Laboratory Investigation
  • To date, CDC has confirmed 5 cases of Cyclospora infection in CDC laboratories. One of those cases was confirmed via telediagnosis.
  • CDC encourages laboratories to obtain confirmation of cases using telediagnosis. Telediagnosis allows for rapid laboratory confirmation. State health laboratories may submit images showing suspected Cyclospora oocysts to CDC. Images may be captured from modified acid-fast stained smears or from wet mounts examined by UV fluorescence microscopy. Both techniques require concentrated stool specimens. Instructions for submitting images for telediagnosis are found on the DPDx site.

 

 

Prevention and control is problematic, as the CDC explains below:

 

Prevention & Control

On the basis of the currently available information, avoiding food or water that may have been contaminated with feces is the best way to prevent cyclosporiasis. Treatment with chlorine or iodine is unlikely to kill Cyclospora oocysts. No vaccine for cyclosporiasis is available.

 

The U.S. Food and Drug Administration's (FDA) Center for Food Safety and Applied Nutrition (CFSAN) publishes detailed food safety recommendations for growers and suppliers.
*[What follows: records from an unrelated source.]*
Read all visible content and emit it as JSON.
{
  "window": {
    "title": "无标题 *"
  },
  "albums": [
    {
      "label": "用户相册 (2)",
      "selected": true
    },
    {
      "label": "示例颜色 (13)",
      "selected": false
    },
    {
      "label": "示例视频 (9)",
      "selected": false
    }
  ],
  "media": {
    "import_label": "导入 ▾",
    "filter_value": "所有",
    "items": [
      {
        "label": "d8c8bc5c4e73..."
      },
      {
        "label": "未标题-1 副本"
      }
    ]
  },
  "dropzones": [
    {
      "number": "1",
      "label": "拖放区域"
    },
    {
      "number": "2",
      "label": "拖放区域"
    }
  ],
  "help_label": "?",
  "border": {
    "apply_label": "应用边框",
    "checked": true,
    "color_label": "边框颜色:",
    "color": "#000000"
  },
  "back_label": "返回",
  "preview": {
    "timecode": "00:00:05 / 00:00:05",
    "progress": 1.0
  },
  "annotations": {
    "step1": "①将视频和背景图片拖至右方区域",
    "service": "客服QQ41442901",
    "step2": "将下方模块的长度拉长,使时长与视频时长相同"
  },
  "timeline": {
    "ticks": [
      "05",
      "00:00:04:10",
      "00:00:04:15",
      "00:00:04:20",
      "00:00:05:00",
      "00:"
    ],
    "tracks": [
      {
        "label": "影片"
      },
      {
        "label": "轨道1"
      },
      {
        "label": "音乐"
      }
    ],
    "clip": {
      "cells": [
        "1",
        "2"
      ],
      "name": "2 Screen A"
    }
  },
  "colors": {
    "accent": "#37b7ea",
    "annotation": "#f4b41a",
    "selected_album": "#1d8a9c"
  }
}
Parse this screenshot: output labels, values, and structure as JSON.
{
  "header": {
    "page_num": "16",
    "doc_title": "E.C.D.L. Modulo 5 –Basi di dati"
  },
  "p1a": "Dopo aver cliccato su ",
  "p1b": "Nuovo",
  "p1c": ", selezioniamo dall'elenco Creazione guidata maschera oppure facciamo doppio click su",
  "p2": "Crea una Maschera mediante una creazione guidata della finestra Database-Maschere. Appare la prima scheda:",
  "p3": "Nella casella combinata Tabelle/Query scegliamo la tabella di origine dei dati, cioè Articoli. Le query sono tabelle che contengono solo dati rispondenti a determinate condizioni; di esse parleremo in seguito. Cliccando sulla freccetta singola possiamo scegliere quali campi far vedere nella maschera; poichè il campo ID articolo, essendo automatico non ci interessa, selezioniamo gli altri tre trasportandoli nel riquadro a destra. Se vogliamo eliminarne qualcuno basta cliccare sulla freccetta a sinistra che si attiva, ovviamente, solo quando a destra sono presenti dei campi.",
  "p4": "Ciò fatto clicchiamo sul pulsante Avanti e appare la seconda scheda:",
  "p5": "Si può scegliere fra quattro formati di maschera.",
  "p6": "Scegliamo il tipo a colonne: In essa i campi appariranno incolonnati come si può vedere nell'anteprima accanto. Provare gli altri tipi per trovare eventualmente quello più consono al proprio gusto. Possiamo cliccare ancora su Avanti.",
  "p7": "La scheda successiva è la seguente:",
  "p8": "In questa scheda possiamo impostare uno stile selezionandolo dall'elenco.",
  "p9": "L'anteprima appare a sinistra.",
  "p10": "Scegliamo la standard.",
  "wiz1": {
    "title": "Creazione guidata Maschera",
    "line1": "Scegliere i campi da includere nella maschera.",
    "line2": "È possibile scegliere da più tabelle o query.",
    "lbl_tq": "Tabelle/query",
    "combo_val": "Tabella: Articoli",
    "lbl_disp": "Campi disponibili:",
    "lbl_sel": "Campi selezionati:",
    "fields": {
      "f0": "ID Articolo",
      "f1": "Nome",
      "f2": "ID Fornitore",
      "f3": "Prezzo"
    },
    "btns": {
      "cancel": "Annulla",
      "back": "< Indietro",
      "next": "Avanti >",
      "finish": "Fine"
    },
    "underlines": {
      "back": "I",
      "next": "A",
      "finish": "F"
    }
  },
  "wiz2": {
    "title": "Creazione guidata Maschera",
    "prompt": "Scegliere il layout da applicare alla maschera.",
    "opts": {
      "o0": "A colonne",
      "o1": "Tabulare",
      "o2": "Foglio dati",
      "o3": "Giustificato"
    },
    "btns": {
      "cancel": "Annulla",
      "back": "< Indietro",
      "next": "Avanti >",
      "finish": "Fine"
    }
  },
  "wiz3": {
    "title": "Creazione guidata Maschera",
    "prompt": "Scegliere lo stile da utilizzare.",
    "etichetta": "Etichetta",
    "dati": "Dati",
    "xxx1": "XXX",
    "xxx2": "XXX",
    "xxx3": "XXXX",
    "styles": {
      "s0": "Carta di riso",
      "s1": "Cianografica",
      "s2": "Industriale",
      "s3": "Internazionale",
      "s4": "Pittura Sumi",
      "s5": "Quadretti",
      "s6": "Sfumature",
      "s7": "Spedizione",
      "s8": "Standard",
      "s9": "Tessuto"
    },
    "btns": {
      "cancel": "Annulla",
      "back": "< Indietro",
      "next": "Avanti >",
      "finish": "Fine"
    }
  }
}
In its Guide to Minimize Microbial Food Safety Hazards for Fresh Fruits and Vegetables, CFSAN describes good agricultural practices (GAPs) and good manufacturing practices (GMPs) for fresh fruits and vegetables. The guidelines address the growing, harvesting, sorting, packaging, and storage processes; following the guidelines can help reduce the overall risk for microbial contamination during these processes. The precise ways that food and water become contaminated with Cyclospora oocysts are not fully understood.